= Trade (gallery) =

Trade is an artist run initiative based in Nottingham, UK that has been running since 2008. is curated by the artist Bruce Asbestos, and currently exhibits a program of painting shows, previously showing video work, sculpture and ceramics.

==About==
Trade's gallery is part of at Primary, Nottingham, having been at One Thoresby Street since 2010.

Trade is dedicated to profiling the work of exceptional artists from a range of different career stages. The current programme is centered around succinct solo exhibitions of artists that include elements of painting within their main practice. Recent exhibitions include Urara Tsuchiya, Rae Hicks, Gordon Dalton and Daniel Sean Kelly. In the past Trade, especially at its One Thoresby Street location paid particular attention to performative, social, collaborative and collective artworks and historical artists' film and video.

The first event in 2008 a 'Parasitical Event' set the tone for this programme, the intention of the event was to create an additional form of discussion, engagement and criticism to complement existing activity in Nottingham. Trade has also embarked on a series of interviews with artists and has run programme of events and exhibitions at off-site locations including Broadway Cinema and M-e-x-i-c-o in Leeds.

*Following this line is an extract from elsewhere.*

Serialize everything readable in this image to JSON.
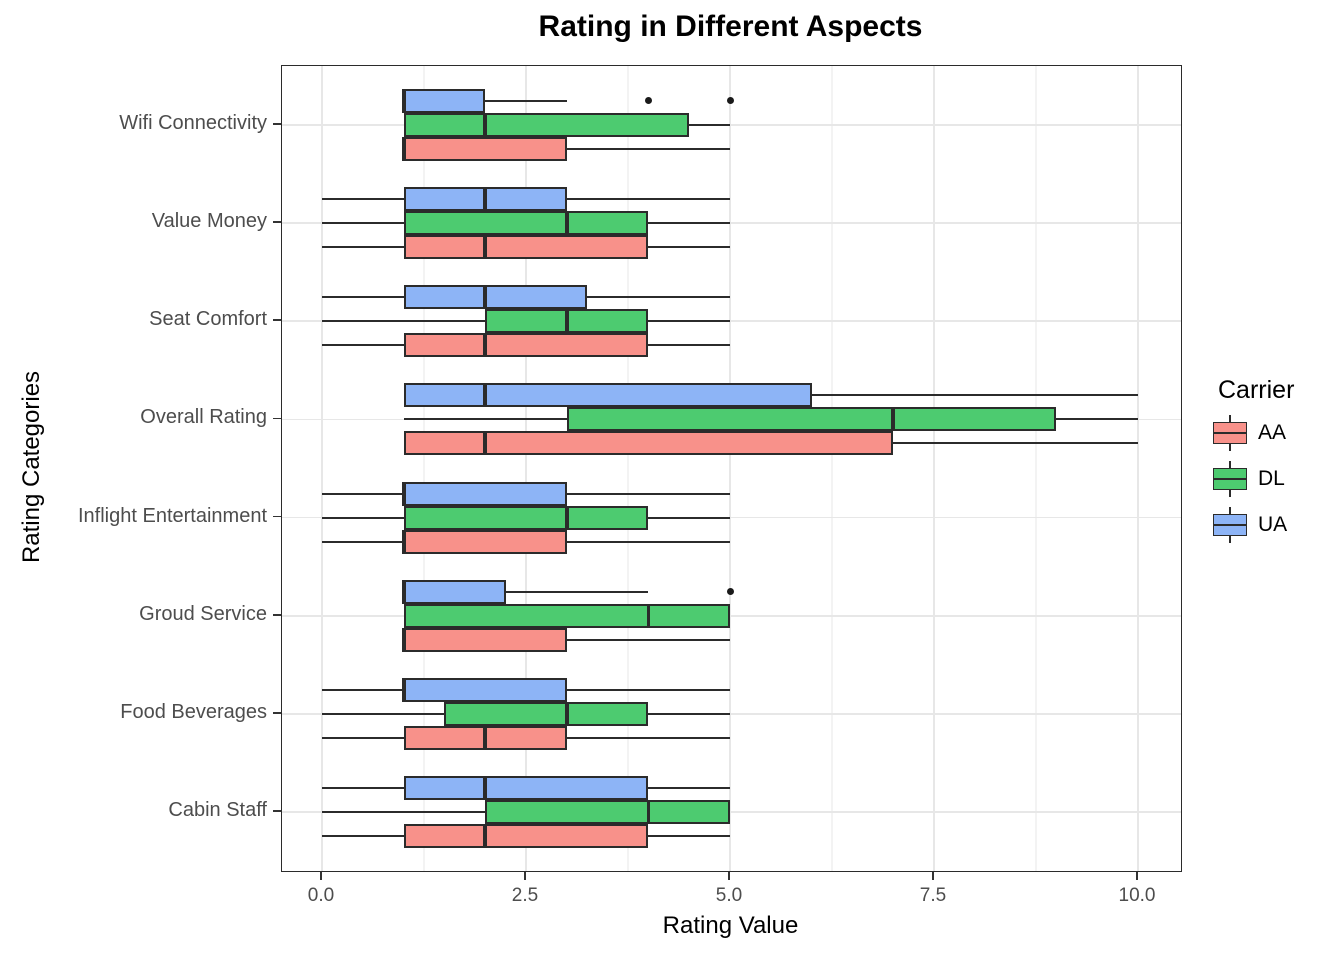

Initially, in 2010 the gallery moved into a small 3m x 3m space and utilised other public spaces in the One Thoresby Street building for performative events and larger exhibitions. Trade moved downstairs a year later to a larger space and the focus of the programme turned to inviting groups and artists to participate in 'Short Sharp Blow to the Head', programme of short exhibitions and online takeovers. In 2013, Trade's redevelopment of One Thoresby Street's ground floor created four new gallery spaces. The exhibitions here were often complemented by live performances such as Robin Deacon's Approximating the Art of Stuart Sherman, Jaap Blonk's vocal improvisations and recently Lee Campbell's and Mel Jordan's 'Heckler' symposium. As of 2016, Trade moved to Primary, 33 Seely Road, Nottingham, NG7 1NU.

Trade is organised by artist Bruce Asbestos who was nominated for the Paul Hamlyn Foundation's Breakthrough Fund.

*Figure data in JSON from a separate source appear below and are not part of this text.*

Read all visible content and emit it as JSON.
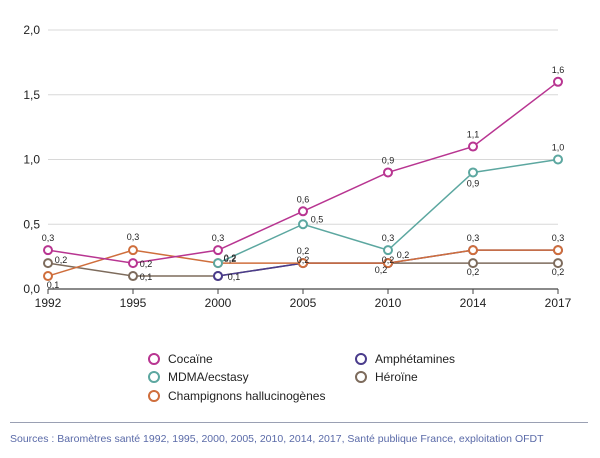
{
  "chart_data": {
    "type": "line",
    "x": [
      1992,
      1995,
      2000,
      2005,
      2010,
      2014,
      2017
    ],
    "x_tick_labels": [
      "1992",
      "1995",
      "2000",
      "2005",
      "2010",
      "2014",
      "2017"
    ],
    "ylim": [
      0,
      2.0
    ],
    "y_ticks": [
      0,
      0.5,
      1.0,
      1.5,
      2.0
    ],
    "y_tick_labels": [
      "0,0",
      "0,5",
      "1,0",
      "1,5",
      "2,0"
    ],
    "grid": "horizontal",
    "legend_position": "bottom",
    "series": [
      {
        "name": "Cocaïne",
        "color": "#b83591",
        "values": [
          0.3,
          0.2,
          0.3,
          0.6,
          0.9,
          1.1,
          1.6
        ],
        "labels": [
          "0,3",
          "0,2",
          "0,3",
          "0,6",
          "0,9",
          "1,1",
          "1,6"
        ]
      },
      {
        "name": "MDMA/ecstasy",
        "color": "#5ca7a0",
        "values": [
          null,
          null,
          0.2,
          0.5,
          0.3,
          0.9,
          1.0
        ],
        "labels": [
          "",
          "",
          "0,2",
          "0,5",
          "0,3",
          "0,9",
          "1,0"
        ]
      },
      {
        "name": "Champignons hallucinogènes",
        "color": "#cf6e3c",
        "values": [
          0.1,
          0.3,
          0.2,
          0.2,
          0.2,
          0.3,
          0.3
        ],
        "labels": [
          "0,1",
          "0,3",
          "0,2",
          "0,2",
          "0,2",
          "0,3",
          "0,3"
        ]
      },
      {
        "name": "Amphétamines",
        "color": "#4a3c8c",
        "values": [
          null,
          null,
          0.1,
          0.2,
          0.2,
          0.3,
          0.3
        ],
        "labels": [
          "",
          "",
          "0,1",
          "",
          "0,2",
          "",
          ""
        ]
      },
      {
        "name": "Héroïne",
        "color": "#7d6b5c",
        "values": [
          0.2,
          0.1,
          0.1,
          0.2,
          0.2,
          0.2,
          0.2
        ],
        "labels": [
          "0,2",
          "0,1",
          "",
          "0,2",
          "0,2",
          "0,2",
          "0,2"
        ]
      }
    ]
  },
  "footer": {
    "source": "Sources : Baromètres santé 1992, 1995, 2000, 2005, 2010, 2014, 2017, Santé publique France, exploitation OFDT"
  }
}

Trade was billed as 'One of the World's Best Secret Galleries' in the Independent, profiled in the Guardian and included in Kevin Hunt's HOT100.pdf of artist-run spaces.

==Exhibitions==

2018: Joe Cheetham, Cara Nahaul, Matthew Macaulay

2017: Zoe Spowage, Adam Hedley

2016: Urara Tsuchiya, Rae Hicks, Gordon Dalton, Daniel Sean Kelly,

2014: Praise of Laziness, Secluded Bronte, Mimei Thompson, Ruth Beale, BANK

2013: Rachel Maclean: Quick Child, Run!, Pil and Galia Collective: Terminal Equilibrium, Mark McGowan: Where's Daddy's Pig?, Heckler, Jaap Blonk, Repeat All, Stuart Sherman: Spectacles (1975–89), How To Solve Problems In The Office

2012: Eyes On The Prize, One Night Stand, Pyramidd.biz, Lie - 6 Volumes, Tim Hattrick, Jackie Kerridge, Zachary Formwalt, This Is The Point, Kelly Large, Olivia Plender and Patrick Staff, Bubblebyte, Ewoud Van Rijn, Iva Kontic, Yelena Popova/Grandad Hill, Mexico, Retrogression, Karin Kihlberg and Reuben Henry

2011: Robert Ashley, Reactor, Karin Kihlberg and Reuben Henry, Elisa Pône, Katie Davies, Richard Paul, David Sherry
Mark McGowan (performance artist)

2010: Joseph Beuys, Rotterdam VHS Festival, Mark Essen, Ben Woodson, Oliver Sutherland, Jemma Egan, Tomas Chaffe, Abigail Reynolds, Sarah Doyle, Phillip Henderson, Endless Supply, Artur Zmijewski,

2008: Parasitical Event (Stewart Home)

==Trade interviews==

Trade has also interviewed:
Leo Fitzmaurice, Helmut Wietz, Reactor, Tomas Chaffe, Richard Paul, Mirjam van Tilburg, Marjolijn Dijkman, Maarten Vanden Eynde, Juneau Projects, Simon and Tom Bloor, S Mark Gubb, Jack Strange, Ellie Harrison, James Ford, Elizabeth Rowe.